Parabolic PDEs in julia

Question

I am trying to solve a parabolic partial differential equation numerically using Julia, but I cannot find any accessible documentation that can help.

Here is an example: t, x are 1 dimensional real. I want to solve for u(t,x)=[u1(t,x) u2(t,x)]; u satisfies the PDE

du1/dt = d^2u1/dx^2 + a11(x,u) du1/dx + a12(x,u) du2/dx + c1(x,u)

du2/dt = d^2u2/dx^2 + a21(x,u) du1/dx + a22(x,u) du2/dx + c2(x,u)

Is it possible to do so in Julia? This type of problem is solvable using pdepe in Matlab.

Answer 1

Right now, we don't have "full-stop" PDE solvers, i.e. solvers where you put in the PDE and go. However, PDEs are solved by discretizing to ODEs, so the way a full-stop PDE solver would be written for this is as follows. Most of this is discussed in more depth in this blog post BTW.

Take your PDE. Now discretize the operators by dx. The second order finite difference discretization of the LaPlacian is the stencil u[i-1] - 2 u[i] + u[i+1] applied to our state. Then of course you have to take into account your boundary conditions when you hit the end. Usually a nice way to write this is as a matrix, so:

const Mx = Tridiagonal([1.0 for i in 1:N-1],[-2.0 for i in 1:N],[1.0 for i in 1:N-1])
# Do the reflections, different for x and y operators
Mx[2,1] = 2.0
Mx[end-1,end] = 2.0

has Mx*u/dx^2 perform the discretized LaPlacian.
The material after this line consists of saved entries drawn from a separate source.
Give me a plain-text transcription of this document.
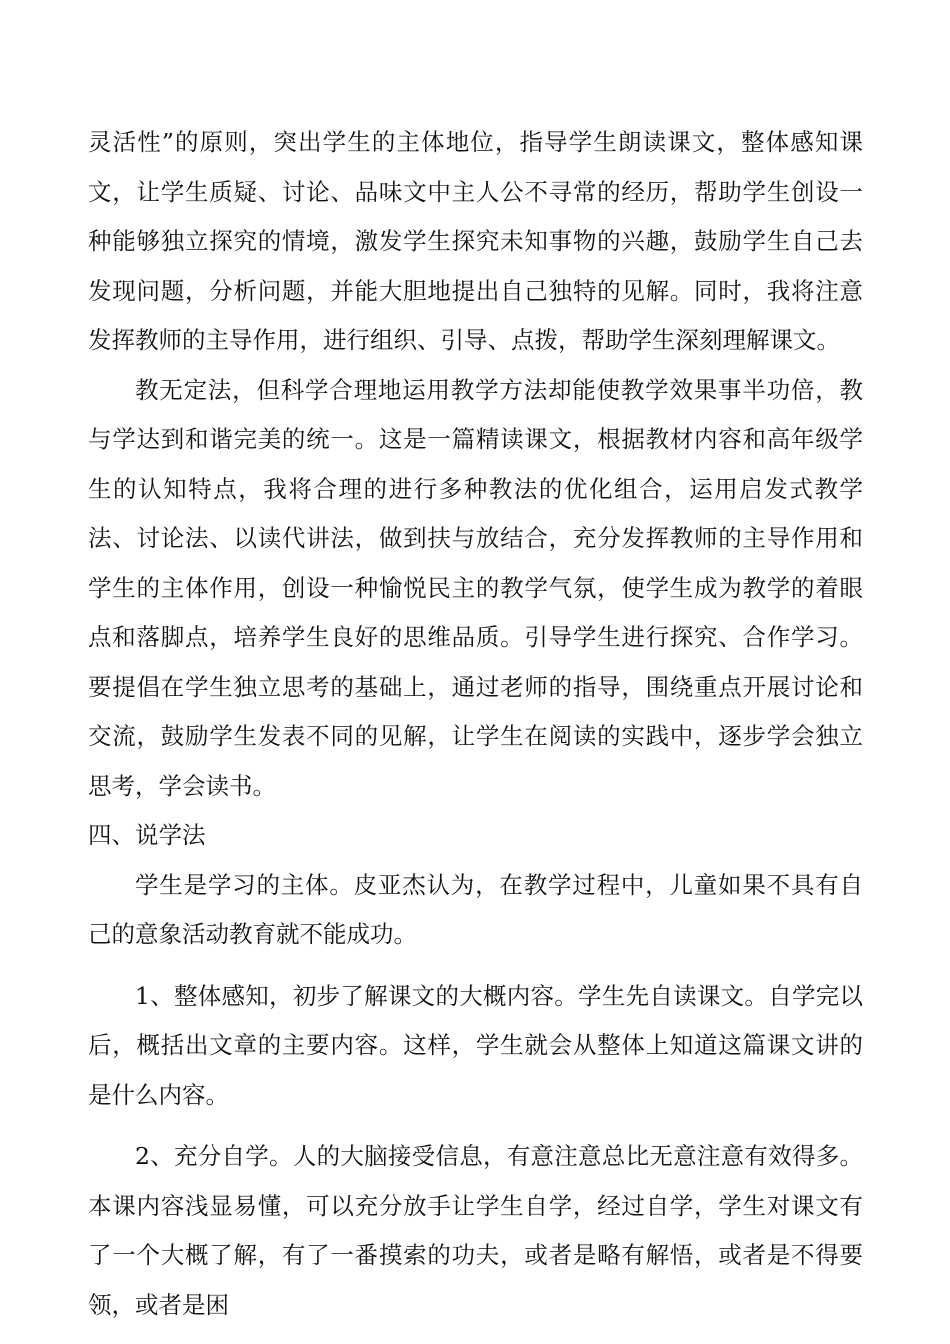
灵活性”的原则，突出学生的主体地位，指导学生朗读课文，整体感知课文，让学生质疑、讨论、品味文中主人公不寻常的经历，帮助学生创设一种能够独立探究的情境，激发学生探究未知事物的兴趣，鼓励学生自己去发现问题，分析问题，并能大胆地提出自己独特的见解。同时，我将注意发挥教师的主导作用，进行组织、引导、点拨，帮助学生深刻理解课文。

教无定法，但科学合理地运用教学方法却能使教学效果事半功倍，教与学达到和谐完美的统一。这是一篇精读课文，根据教材内容和高年级学生的认知特点，我将合理的进行多种教法的优化组合，运用启发式教学法、讨论法、以读代讲法，做到扶与放结合，充分发挥教师的主导作用和学生的主体作用，创设一种愉悦民主的教学气氛，使学生成为教学的着眼点和落脚点，培养学生良好的思维品质。引导学生进行探究、合作学习。要提倡在学生独立思考的基础上，通过老师的指导，围绕重点开展讨论和交流，鼓励学生发表不同的见解，让学生在阅读的实践中，逐步学会独立思考，学会读书。

四、说学法

学生是学习的主体。皮亚杰认为，在教学过程中，儿童如果不具有自己的意象活动教育就不能成功。

1、整体感知，初步了解课文的大概内容。学生先自读课文。自学完以后，概括出文章的主要内容。这样，学生就会从整体上知道这篇课文讲的是什么内容。

2、充分自学。人的大脑接受信息，有意注意总比无意注意有效得多。本课内容浅显易懂，可以充分放手让学生自学，经过自学，学生对课文有了一个大概了解，有了一番摸索的功夫，或者是略有解悟，或者是不得要领，或者是困
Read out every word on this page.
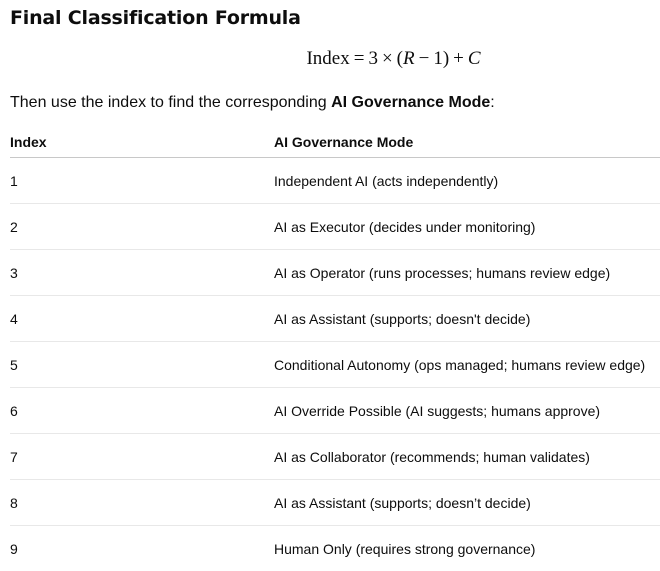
Final Classification Formula
Index = 3 × (R − 1) + C

Then use the index to find the corresponding AI Governance Mode:

Index	AI Governance Mode
1	Independent AI (acts independently)
2	AI as Executor (decides under monitoring)
3	AI as Operator (runs processes; humans review edge)
4	AI as Assistant (supports; doesn't decide)
5	Conditional Autonomy (ops managed; humans review edge)
6	AI Override Possible (AI suggests; humans approve)
7	AI as Collaborator (recommends; human validates)
8	AI as Assistant (supports; doesn’t decide)
9	Human Only (requires strong governance)
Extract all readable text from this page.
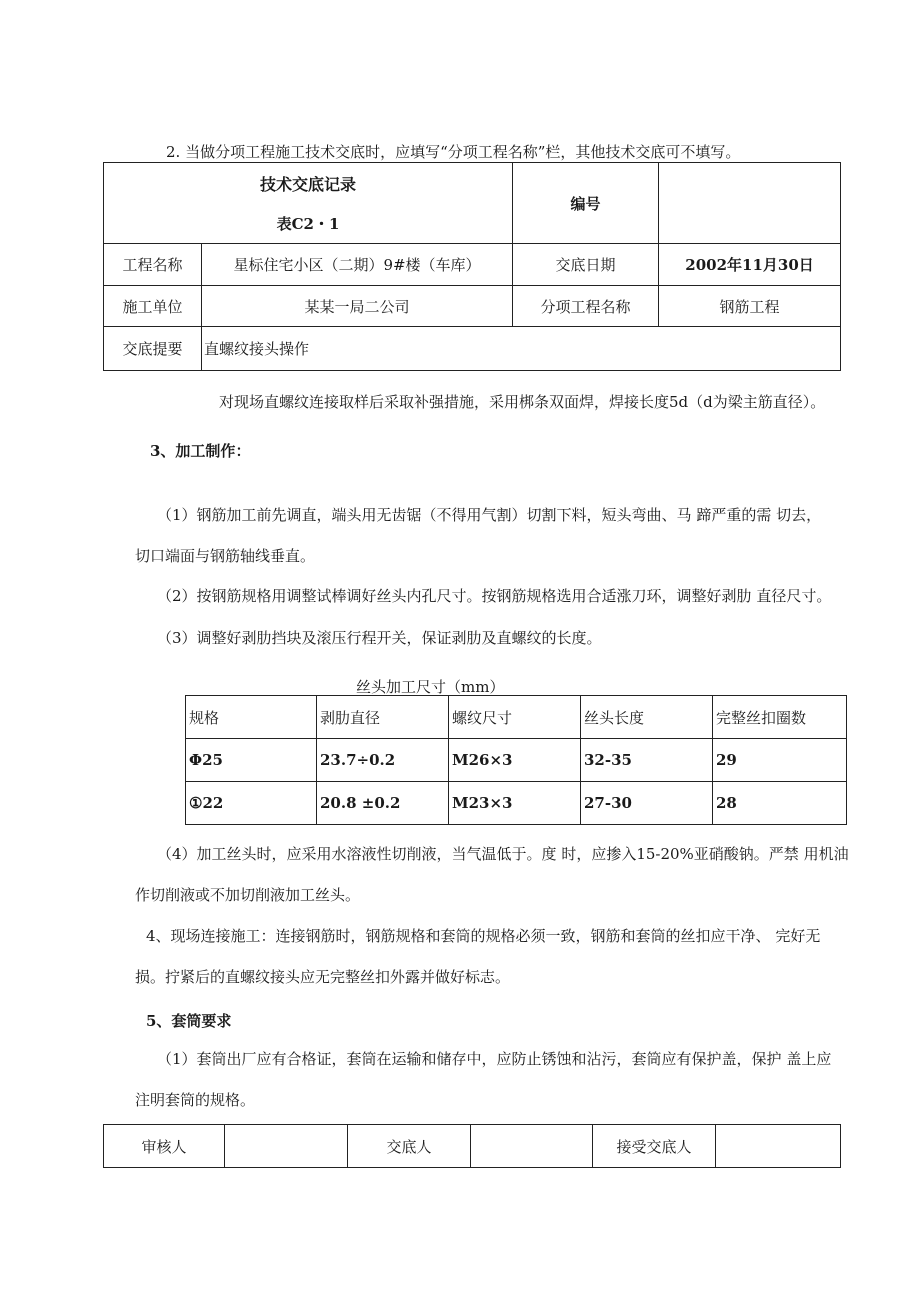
2. 当做分项工程施工技术交底时，应填写“分项工程名称”栏，其他技术交底可不填写。
技术交底记录
表C2・1		编号	
工程名称	星标住宅小区（二期）9#楼（车库）	交底日期	2002年11月30日
施工单位	某某一局二公司	分项工程名称	钢筋工程
交底提要	直螺纹接头操作		
对现场直螺纹连接取样后采取补强措施，采用梆条双面焊，焊接长度5d（d为梁主筋直径）。
3、加工制作：
（1）钢筋加工前先调直，端头用无齿锯（不得用气割）切割下料，短头弯曲、马 蹄严重的需 切去，
切口端面与钢筋轴线垂直。
（2）按钢筋规格用调整试棒调好丝头内孔尺寸。按钢筋规格选用合适涨刀环，调整好剥肋 直径尺寸。
（3）调整好剥肋挡块及滚压行程开关，保证剥肋及直螺纹的长度。
丝头加工尺寸（mm）
规格	剥肋直径	螺纹尺寸	丝头长度	完整丝扣圈数
Φ25	23.7÷0.2	M26×3	32-35	29
①22	20.8 ±0.2	M23×3	27-30	28
（4）加工丝头时，应采用水溶液性切削液，当气温低于。度 时，应掺入15-20%亚硝酸钠。严禁 用机油
作切削液或不加切削液加工丝头。
4、现场连接施工：连接钢筋时，钢筋规格和套筒的规格必须一致，钢筋和套筒的丝扣应干净、 完好无
损。拧紧后的直螺纹接头应无完整丝扣外露并做好标志。
5、套筒要求
（1）套筒出厂应有合格证，套筒在运输和储存中，应防止锈蚀和沾污，套筒应有保护盖，保护 盖上应
注明套筒的规格。
审核人		交底人		接受交底人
The first order derivative terms are done similarly, but in this case it's common to use the upwinding scheme. You can take your du1/dx term and replace it by the kernel

a[i]*(u[i]-u[i-1])/dx

when a is positive, or

a[i]*(u[i]-u[i+1])/dx

when a is negative. Then incorporate boundary conditions of course. Then you just write your reactions as c1(x[i],u[i]). Together this will look like (in the non-matrix form:

function f(t,u,du)
    u1 = @view u[:,1]
    u2 = @view u[:,1]
    du1 = @view du[:,1]
    du2 = @view du[:,2]
    for i in 2:length(u)-1
        du1[i] = (u1[i-1] - 2u1[i] + u1[i+1])/dx^2 +
                a11(x[i],u1[i])*(u1[i]-u1[i-1])/dx +
                a12(x[i],u1[i])*(u1[i]-u1[i-1])/dx +
                c1(x1[i],u1[i])

        du2[i] = (u2[i-1] - 2u2[i] + u2[i+1])/dx^2 +
                a11(x[i],u2[i])*(u2[i]-u2[i-1])/dx +
                a12(x[i],u2[i])*(u2[i]-u2[i-1])/dx +
                c1(x1[i],u2[i])
    end

end

Notice that I did not do the ends because I don't know what boundary conditions you want. If it's Dirichlet with a zero constant, then you just write it at the end points but drop off the values that's off of space. And here x[i] = x0 + dx*i.

Now you have a set of ODEs where u[i,j] = u_j(x_i). Thus you discretize your initial condition into u0[i,j] and setup an ODE problem:

using DifferentialEquations
prob = ODEProblem(f,u0,tspan)

For this, see the DiffEq documentation, specifically the ODE tutorial. Now you just solve the discretized ODE representation of the PDE. For these kinds of equations, as mentioned in the blog post, the Sundials.jl CVODE_BDF method with the GMRES Krylov linear solver is a good choice, so we do:

sol = solve(prob,CVODE_BDF(linear_solver=:GMRES))

That gives back a continuous solution where sol(t)[i,j] is the numerical approximation to u_j(t,x_i). Of course, lower dx is more accurate, and you should adjust the tolerances of the ODE solver as you see fit.

We will have things to do this automatically for PDEs in the near future (any derivatives to any order), but it's currently a work-in-progress so for now manual discretization will have to do (and this is taught in any numerical methods course, so it's not too bad!). Hope this helps. If you need any more help, please check out our chat channel as most people in there will have experience doing this kind of discretization.